Are Cloned Horses Ready for Primetime?

September 3, 2013

Tuesday, September 3, 2013, by Daniel Choo
With every scientific breakthrough, there comes the potential for misappropriate use—nuclear fission and the atomic bomb; Google Earth and the Mumbai terrorist attacks; the Internet and the increased incidences of cyberbullying and cyberstalking.  To discourage such misuse, laws relating to such technological innovations need to be tightly regulated, taking into consideration not only the legal implications but also the long-term moral effects of such laws on society as a whole.  Unfortunately, with its recent decision in Abraham v. Am. Quarter Horse Ass’n, the U.S. District Court for the Northern District of Texas did no such thing and instead, helped pave way for future abuse of genetic engineering and cloning technology.

“[C]loned embryos are often deformed or grossly over-sized, and so should not be created for what . . . is [essentially] a leisure activity.”

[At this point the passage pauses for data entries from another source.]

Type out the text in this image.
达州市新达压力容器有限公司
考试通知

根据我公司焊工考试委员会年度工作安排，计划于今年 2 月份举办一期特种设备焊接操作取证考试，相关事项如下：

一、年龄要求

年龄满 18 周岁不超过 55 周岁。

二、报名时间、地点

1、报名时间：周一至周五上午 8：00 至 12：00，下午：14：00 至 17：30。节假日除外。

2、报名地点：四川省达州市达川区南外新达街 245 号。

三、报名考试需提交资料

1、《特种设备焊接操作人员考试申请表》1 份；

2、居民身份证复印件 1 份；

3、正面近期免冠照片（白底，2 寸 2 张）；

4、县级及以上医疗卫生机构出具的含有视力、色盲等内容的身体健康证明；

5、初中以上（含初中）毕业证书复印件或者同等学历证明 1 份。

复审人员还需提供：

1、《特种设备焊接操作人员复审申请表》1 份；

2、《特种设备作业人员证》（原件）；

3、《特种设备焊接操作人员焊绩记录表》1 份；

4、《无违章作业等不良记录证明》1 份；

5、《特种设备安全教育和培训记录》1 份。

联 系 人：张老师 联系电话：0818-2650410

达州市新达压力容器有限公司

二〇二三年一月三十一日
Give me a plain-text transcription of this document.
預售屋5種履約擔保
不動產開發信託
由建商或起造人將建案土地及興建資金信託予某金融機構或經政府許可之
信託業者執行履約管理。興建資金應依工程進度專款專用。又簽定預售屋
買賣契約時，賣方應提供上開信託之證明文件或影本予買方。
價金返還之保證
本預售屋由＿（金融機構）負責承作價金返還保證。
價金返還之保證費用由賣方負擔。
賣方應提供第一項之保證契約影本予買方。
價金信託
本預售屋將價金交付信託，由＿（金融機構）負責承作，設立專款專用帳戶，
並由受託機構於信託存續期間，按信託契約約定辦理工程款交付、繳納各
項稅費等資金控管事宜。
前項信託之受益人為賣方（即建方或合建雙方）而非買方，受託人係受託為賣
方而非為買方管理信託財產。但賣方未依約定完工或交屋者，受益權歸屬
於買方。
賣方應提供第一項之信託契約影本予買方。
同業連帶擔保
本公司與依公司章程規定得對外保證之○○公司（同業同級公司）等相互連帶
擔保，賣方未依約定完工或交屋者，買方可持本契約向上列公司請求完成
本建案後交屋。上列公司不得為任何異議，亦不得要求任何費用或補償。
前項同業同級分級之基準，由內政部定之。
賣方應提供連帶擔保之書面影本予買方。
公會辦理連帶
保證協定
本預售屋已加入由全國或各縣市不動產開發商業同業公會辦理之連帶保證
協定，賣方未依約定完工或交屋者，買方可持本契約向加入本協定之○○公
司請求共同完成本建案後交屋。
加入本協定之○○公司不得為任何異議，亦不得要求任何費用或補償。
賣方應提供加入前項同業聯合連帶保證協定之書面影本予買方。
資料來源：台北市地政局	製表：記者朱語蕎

In Abraham, two Texas horse breeders sued American Quarter Horse Association (“AQHA”), one of the most preeminent Quarter Horse breed registries in the country.  Participation in many of the more lucrative competitions around the world requires AQHA registration.  Without such registration, a horse essentially has minimal economic value.  Accordingly, the Texas breeders alleged that by refusing to include clones of registered horses in its registry, AQHA deterred competition and violated federal anti-monopoly laws.  AQHA responded that, if anything, its decision to exclude had anti-monopolistic effects; such cloned horses were not prevented from joining competing registries.  And, more importantly, because its “members voluntarily join and come together for their love, shared interest in and enjoyment of the American Quarter Horse,” AQHA had the right to create rules that support the views of its members.  U.S. District Court Judge Mary Lou Robinson, however, disagreed and held that AQHA must accept clones into its breed registry.
Regardless of whether AQHA’s decision indeed constituted a violation of anti-monopoly laws, the district court botched an opportune moment to help deter the misappropriate use of scientific innovations.  By requiring AQHA to accept cloned horses, the court, in essence, stamped its seal of approval on the use of cloning technology for non-medical or “recreational” purposes.  Proponents of the ruling argue that cloning is necessary to “give horses who are unable to reproduce naturally a chance to pass on their genes.”  In addition, cloned horses have long been approved in other equine sports competitions (e.g. showjumping, polo, and carriage horse racing) without any significant negative consequences.
Such explanations, however, fail to adequately justify the need for cloning technology in breeding horses for competition.  Breeders of past Kentucky Derby winners like War Admiral and Secretariat found much success without having to rely on genetic engineering.  But now that the technology is available, what is to prevent someone from creating multiple clones of these past Kentucky Derby winners for purely financial gain?  Of course, the making of a winner takes more than just good genes, but those with the financial resources to create such clones will certainly have some degree of advantage over the field.  Moreover, the process involved in cloning of animals is far from being completely safe.  Great majority of cloning attempts are unsuccessful and require extensive veterinarian intervention.  Even when health clones are produced, many develop unexpected health issues.  Moreover, “cloned embryos are often deformed or grossly over-sized, and so should not be created for what . . . is [essentially] a leisure activity.”
With such uncertainty still looming in the field of animal cloning, it makes little sense to allow individuals to breed horses through genetic engineering.  While breeding horses may currently seem benign, such continued misuse of technological innovations will only lead to disastrous consequences.